Apresentação da ferramenta da pecuária terá transmissão, com livre acesso, pelo canal da Embrapa no Youtube. Mecanismo promete transformar pastos degradados em produtivos, com entrega simultânea de silagem, sem aumento de área e sem conversão para lavoura

Embrapa e Latina Seeds confirmaram, para o próximo dia 29 de outubro, às 19h30min (horário Brasília), o pré-lançamento oficial do Sistema Diamantino (mecanismo para renovação de áreas degradadas da pecuária com geração de renda durante o processo e sem conversão para lavoura). O objetivo é permitir que o pecuarista brasileiro tenha acesso à nova tecnologia (totalmente desenvolvida em Mato Grosso do Sul, mas com aplicabilidade em várias regiões do país) em tempo de experimentá-la no ciclo 2024/2025.

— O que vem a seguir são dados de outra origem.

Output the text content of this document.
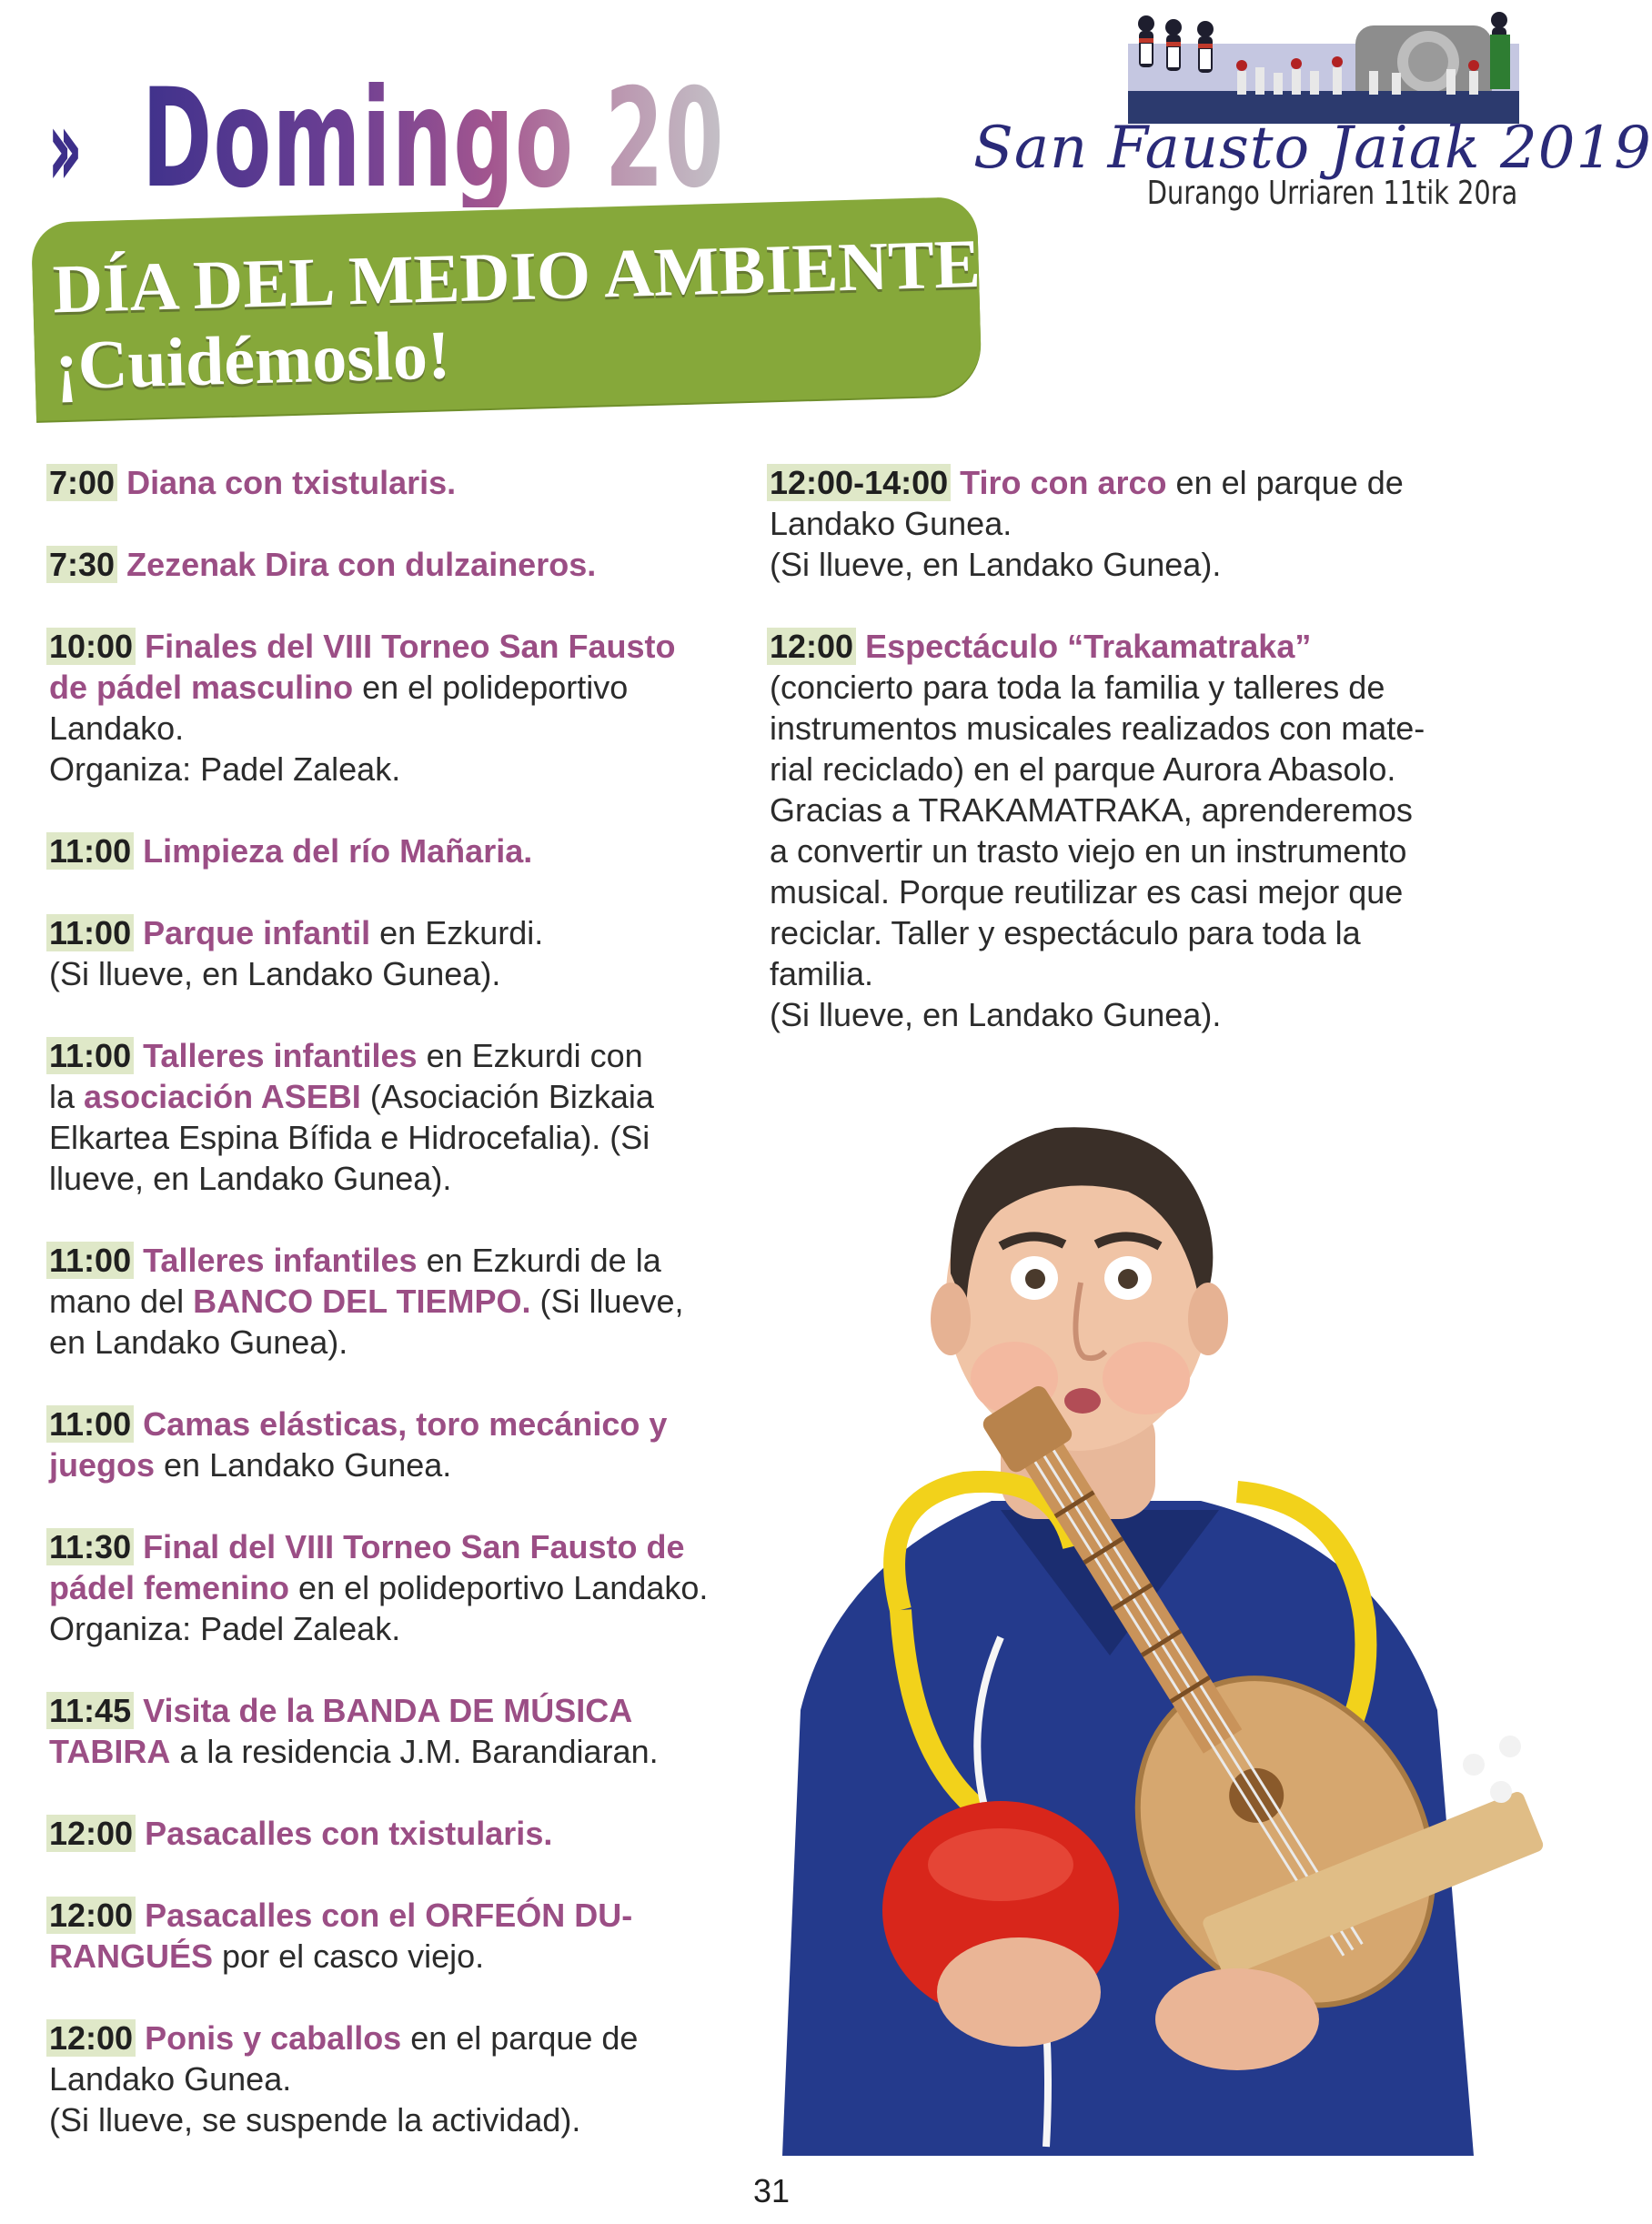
›› Domingo 20	San Fausto Jaiak 2019
Durango Urriaren 11tik 20ra
DÍA DEL MEDIO AMBIENTE
¡Cuidémoslo!
7:00 Diana con txistularis.
7:30 Zezenak Dira con dulzaineros.
10:00 Finales del VIII Torneo San Fausto
de pádel masculino en el polideportivo
Landako.
Organiza: Padel Zaleak.
11:00 Limpieza del río Mañaria.
11:00 Parque infantil en Ezkurdi.
(Si llueve, en Landako Gunea).
11:00 Talleres infantiles en Ezkurdi con
la asociación ASEBI (Asociación Bizkaia
Elkartea Espina Bífida e Hidrocefalia). (Si
llueve, en Landako Gunea).
11:00 Talleres infantiles en Ezkurdi de la
mano del BANCO DEL TIEMPO. (Si llueve,
en Landako Gunea).
11:00 Camas elásticas, toro mecánico y
juegos en Landako Gunea.
11:30 Final del VIII Torneo San Fausto de
pádel femenino en el polideportivo Landako.
Organiza: Padel Zaleak.
11:45 Visita de la BANDA DE MÚSICA
TABIRA a la residencia J.M. Barandiaran.
12:00 Pasacalles con txistularis.
12:00 Pasacalles con el ORFEÓN DU-
RANGUÉS por el casco viejo.
12:00 Ponis y caballos en el parque de
Landako Gunea.
(Si llueve, se suspende la actividad).
12:00-14:00 Tiro con arco en el parque de
Landako Gunea.
(Si llueve, en Landako Gunea).
12:00 Espectáculo “Trakamatraka”
(concierto para toda la familia y talleres de
instrumentos musicales realizados con mate-
rial reciclado) en el parque Aurora Abasolo.
Gracias a TRAKAMATRAKA, aprenderemos
a convertir un trasto viejo en un instrumento
musical. Porque reutilizar es casi mejor que
reciclar. Taller y espectáculo para toda la
familia.
(Si llueve, en Landako Gunea).
31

Na ocasião, pesquisadores da estatal e a direção da Latina Seeds, apresentarão o detalhamento técnico e aplicado do novo sistema. Para facilitar, tudo acontecerá de forma online e com acesso gratuito, aberto a qualquer cidadão. A transmissão será feita de forma exclusiva pela Embrapa através de seu canal no Youtube – Clique aqui.

O “Diamantino” segue o conceito de “renovação” da Embrapa, que “é restaurar a produção de forragem introduzindo uma nova espécie ou cultivar, em substituição à anterior”, procedimento geralmente indicado quando mais de 40% do pasto está degradado. No entanto, de forma simultânea, ele permite a agregação de renda através da produção de silagem, para uso na propriedade ou comercialização, amortizando ou bancando os custos (às vezes com sobras) da renovação. Como é um mecanismo de sustentabilidade com retorno para a própria bovinocultura de corte, carrega em seu slogan a expressão “Renovação para a pecuária”.

2020/2024

Foram quatro anos de experimentos, pesquisas e validação a campo até a sua configuração, que está sendo chancelada através de documento técnico da Embrapa a ser disponibilizado em breve. Além da cooperação técnica entre Embrapa e Latina Seeds, seu desenvolvimento contou também com a parceria da Fundação de Apoio à Pesquisa Agropecuária e Ambiental (Fundapam).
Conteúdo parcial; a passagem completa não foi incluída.